Sherlock author was a secret football star ...but his skills were rather elementary
IT IS an act of subterfuge which could have leapt from the pages of his own novels.
Assuming a false name, Arthur Conan Doyle – creator of Sherlock Homes – had a secret life as a football player.
In new documentary Killing Sherlock, historian Lucy Worsley highlights how the author used the name AC Smith to play for Portsmouth AFC in the 1880s – and was one of the club’s founding members. Doyle, then working as a doctor, had yet to fulfil his dream of becoming a successful writer.
In the new three-part BBC series Worsley says she believes Doyle created the alternative persona because football was not considered a suitable activity for a respectable middle class professional.

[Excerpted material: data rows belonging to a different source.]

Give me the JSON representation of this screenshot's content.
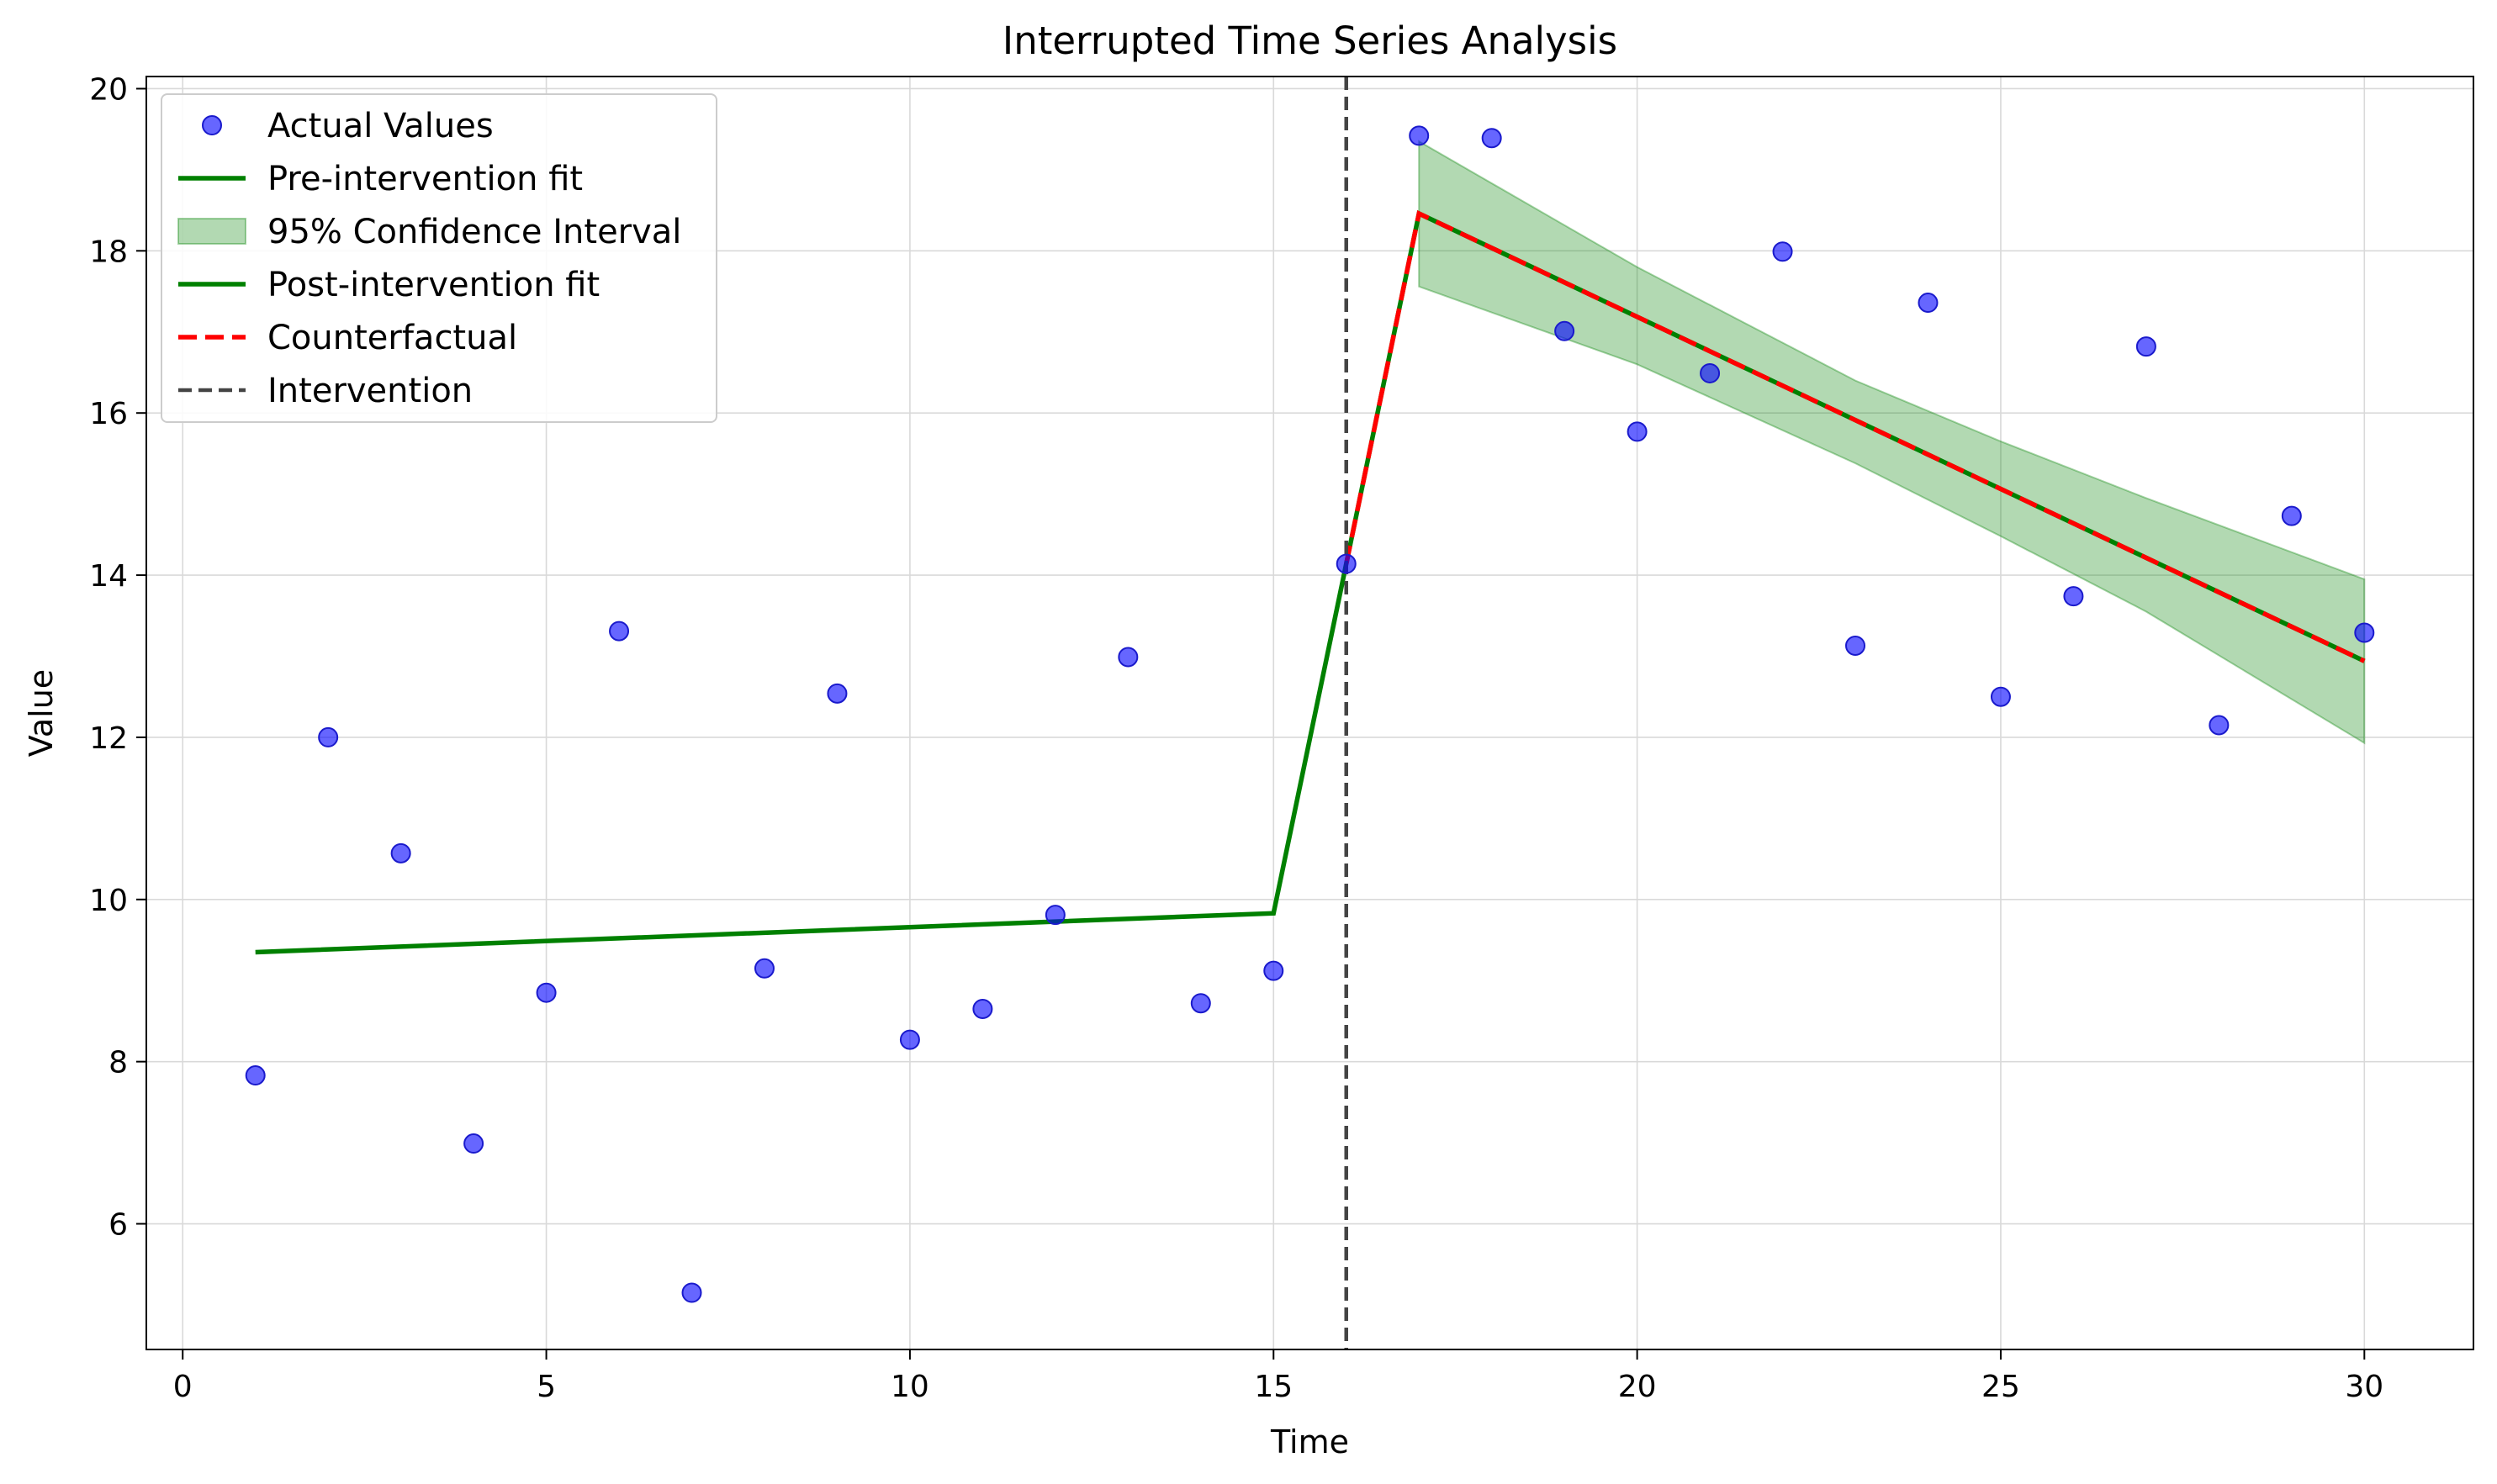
{
  "chart_data": {
    "type": "line",
    "title": "Interrupted Time Series Analysis",
    "xlabel": "Time",
    "ylabel": "Value",
    "xlim": [
      -0.5,
      31.5
    ],
    "ylim": [
      4.45,
      20.15
    ],
    "xticks": [
      0,
      5,
      10,
      15,
      20,
      25,
      30
    ],
    "yticks": [
      6,
      8,
      10,
      12,
      14,
      16,
      18,
      20
    ],
    "grid": true,
    "legend_position": "upper left",
    "intervention_time": 16,
    "series": [
      {
        "name": "Actual Values",
        "kind": "scatter",
        "color": "#0000ff",
        "x": [
          1,
          2,
          3,
          4,
          5,
          6,
          7,
          8,
          9,
          10,
          11,
          12,
          13,
          14,
          15,
          16,
          17,
          18,
          19,
          20,
          21,
          22,
          23,
          24,
          25,
          26,
          27,
          28,
          29,
          30
        ],
        "y": [
          7.83,
          12.0,
          10.57,
          6.99,
          8.85,
          13.31,
          5.15,
          9.15,
          12.54,
          8.27,
          8.65,
          9.81,
          12.99,
          8.72,
          9.12,
          14.14,
          19.42,
          19.39,
          17.01,
          15.77,
          16.49,
          17.99,
          13.13,
          17.36,
          12.5,
          13.74,
          16.82,
          12.15,
          14.73,
          13.29
        ]
      },
      {
        "name": "Pre-intervention fit",
        "kind": "line",
        "color": "#008000",
        "x": [
          1,
          15,
          16
        ],
        "y": [
          9.35,
          9.83,
          14.14
        ]
      },
      {
        "name": "95% Confidence Interval",
        "kind": "band",
        "color": "#008000",
        "x": [
          17,
          20,
          23,
          25,
          27,
          30
        ],
        "lower": [
          17.56,
          16.6,
          15.38,
          14.48,
          13.55,
          11.93
        ],
        "upper": [
          19.35,
          17.8,
          16.4,
          15.65,
          14.95,
          13.95
        ]
      },
      {
        "name": "Post-intervention fit",
        "kind": "line",
        "color": "#008000",
        "x": [
          16,
          17,
          30
        ],
        "y": [
          14.14,
          18.46,
          12.94
        ]
      },
      {
        "name": "Counterfactual",
        "kind": "dashed-line",
        "color": "#ff0000",
        "x": [
          16,
          17,
          30
        ],
        "y": [
          14.14,
          18.46,
          12.94
        ]
      },
      {
        "name": "Intervention",
        "kind": "vline",
        "color": "#444444",
        "x": [
          16
        ]
      }
    ]
  }
}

She says: ‘Arthur the footballer is rather mysterious. Why was it when he played football he disguised his real name? He was 26 years old, 6ft 1in, 15 stone, just the sort of man to stop a ball.’
She adds: ‘Football didn’t have the same upmarket image as some of Arthur’s other hobbies. Football was the sport of the working man and maybe he used his false name to preserve his reputation as a newly established family doctor.’
In newspaper reports from the time, uncovered by The Irish Mail on Sunday, Doyle – under his assumed name of AC Smith – is often singled out in match reports, playing in most games as either goalkeeper or a ‘back’ player, and seems to have established a reputation for ‘heavy kicking’.
On November 1, 1886, a report about a game against Petersfield noted: ‘AC Smith, besides keeping goal satisfactorily, was invaluable by his great powers of heavy kicking.’ In the same month, the Portsmouth Evening News also highlighted the ‘serviceable heavy kicking’ of AC Smith in a match against a team known as The Grammar School.
It is believed he played 76 times for the club. On 29 of these occasions he was in goal, where he conceded 30 goals, helping the team to win 18 games and draw four.
Last night, Andrew Lycett, Doyle’s biographer, said that the author helped develop football in the Portsmouth area.
Doyle continued to play even after publishing his first Sherlock Holmes novel, A Study In Scarlet, in 1887.
But by the early 1890s, he had had abandoned his secret life on the pitch.